The Supreme Court, the President and Impeachment

by Joshua E. Kastenberg, author of The Campaign to Impeach Justice William O. Douglas; Nixon, Vietnam, and the Conservative Attack on Judicial Independence

The Constitution does not expressly set out a specific legal standard for impeaching a president or judge, but it does use the term “high crimes and misdemeanors” as an operative reason for removal. Certainly, it is possible for the House of Representatives to impeach a president, cabinet official, judge, or Supreme Court justice for noncriminal behavior: Gerald Ford tried this against William O. Douglas. Ford argued that “high crimes and misdemeanors” and “good behavior” was a malleable standard, one that was “whatever a majority of the House believes it to be at a given time.” In 1970, Ford failed to convince the House that Douglas merited impeachment.

It may be difficult to draw parallels between Justice Douglas and President Trump because Douglas had served on the Court for three decades and did not come into office with vast wealth (or the claim of vast wealth). Yet there is a parallel between then and now. Ford accused Douglas of unethical behavior, consorting with foreign entities, and misconduct by receiving money from the Mafia. However, there was no evidence to substantiate the latter two allegations. (Douglas may have crossed the line by publishing a book and several articles in a magazine reputed to be pornographic, and Douglas’s extramarital affairs were the basis for other impeachment demands).

Democrats who have argued for impeaching President Trump are alleging an abuse of power by coercing or aligning with the president of Ukraine to damage a political opponent. There are also investigations into his finances as well as payoffs to mistresses.

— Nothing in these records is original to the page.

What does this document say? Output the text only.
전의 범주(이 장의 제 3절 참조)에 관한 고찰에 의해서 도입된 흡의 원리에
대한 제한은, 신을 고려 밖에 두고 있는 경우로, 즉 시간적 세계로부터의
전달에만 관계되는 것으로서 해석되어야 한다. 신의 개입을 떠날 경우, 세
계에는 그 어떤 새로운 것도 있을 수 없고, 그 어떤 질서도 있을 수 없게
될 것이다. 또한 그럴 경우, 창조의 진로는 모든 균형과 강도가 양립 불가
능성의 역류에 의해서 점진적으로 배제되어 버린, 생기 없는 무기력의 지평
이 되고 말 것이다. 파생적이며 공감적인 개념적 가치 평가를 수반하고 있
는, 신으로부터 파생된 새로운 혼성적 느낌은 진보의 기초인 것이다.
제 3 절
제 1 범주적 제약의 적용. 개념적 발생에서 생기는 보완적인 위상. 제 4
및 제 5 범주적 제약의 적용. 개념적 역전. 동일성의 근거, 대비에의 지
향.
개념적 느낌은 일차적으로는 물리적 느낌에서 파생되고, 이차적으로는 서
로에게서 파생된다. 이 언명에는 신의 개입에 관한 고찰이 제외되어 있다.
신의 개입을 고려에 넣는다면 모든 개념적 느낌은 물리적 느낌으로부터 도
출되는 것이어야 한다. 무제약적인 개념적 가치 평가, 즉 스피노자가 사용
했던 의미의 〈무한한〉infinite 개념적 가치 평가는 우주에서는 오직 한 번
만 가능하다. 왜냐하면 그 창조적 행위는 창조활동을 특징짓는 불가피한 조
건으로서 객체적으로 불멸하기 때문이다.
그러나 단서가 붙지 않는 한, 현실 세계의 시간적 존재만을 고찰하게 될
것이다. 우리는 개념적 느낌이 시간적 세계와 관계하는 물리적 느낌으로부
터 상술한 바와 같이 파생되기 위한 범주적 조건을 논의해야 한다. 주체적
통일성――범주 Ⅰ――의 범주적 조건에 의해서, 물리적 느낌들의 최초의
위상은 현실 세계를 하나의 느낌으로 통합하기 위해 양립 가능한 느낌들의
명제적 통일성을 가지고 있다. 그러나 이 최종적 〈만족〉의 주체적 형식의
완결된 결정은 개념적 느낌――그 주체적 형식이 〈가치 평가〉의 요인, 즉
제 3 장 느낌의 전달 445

Thus there is a parallel of sorts. Of course, a president is commander in chief and generally gains office by an Electoral College vote; meanwhile, a Supreme Court justice gains office by a presidential nomination and Senate approval. But the standard for impeachment—notwithstanding Ford’s claims to the contrary—is the same. Ford acted on April 15, 1970, by demanding impeachment and claiming that the Central Intelligence Agency had “dirt” on Douglas’s foreign activities and that the Securities and Exchange Commission and Internal Revenue Services also had proof of Douglas’s malfeasance. None of these agencies produced evidence against Douglas. Nor did the Federal Bureau of Investigation or Justice Department provide evidence (even though Attorney General John Mitchell promised evidence would be forthcoming).

It appears to be the case that in our present circumstances there is evidence, by President Trump’s own admission, of seeking foreign help against a political rival. There’s also the questionable timing of President Trump withholding military aid, followed by the release of congressionally appropriated monies after the Ukrainian president promised that a new prosecutor might relook an investigation into Hunter Biden.

Bribery is a specified offense in the Constitution. There is a prima facie case of it in regard to the president. Douglas was unpopular with conservatives: he engaged in extrajudicial activities that are prohibited by codes of ethics today but were not at the time. Somewhere in all of this, it is time for the House to employ a constitutional, rather than Ford’s, standard.

Joshua E. Kastenberg is associate professor of law and the Lee and Leon Karelitz Professor in Evidence and Procedure at the University of New Mexico School of Law. His many books include To Raise and Discipline an Army: Major General Enoch Crowder, the Judge Advocate General’s Office, and the Realignment of Civil and Military Relations in World War I and Law in War, War as Law: Brigadier General Joseph Holt and the Judge Advocate General’s Department in the Civil War and Early Reconstruction, 1861–1865.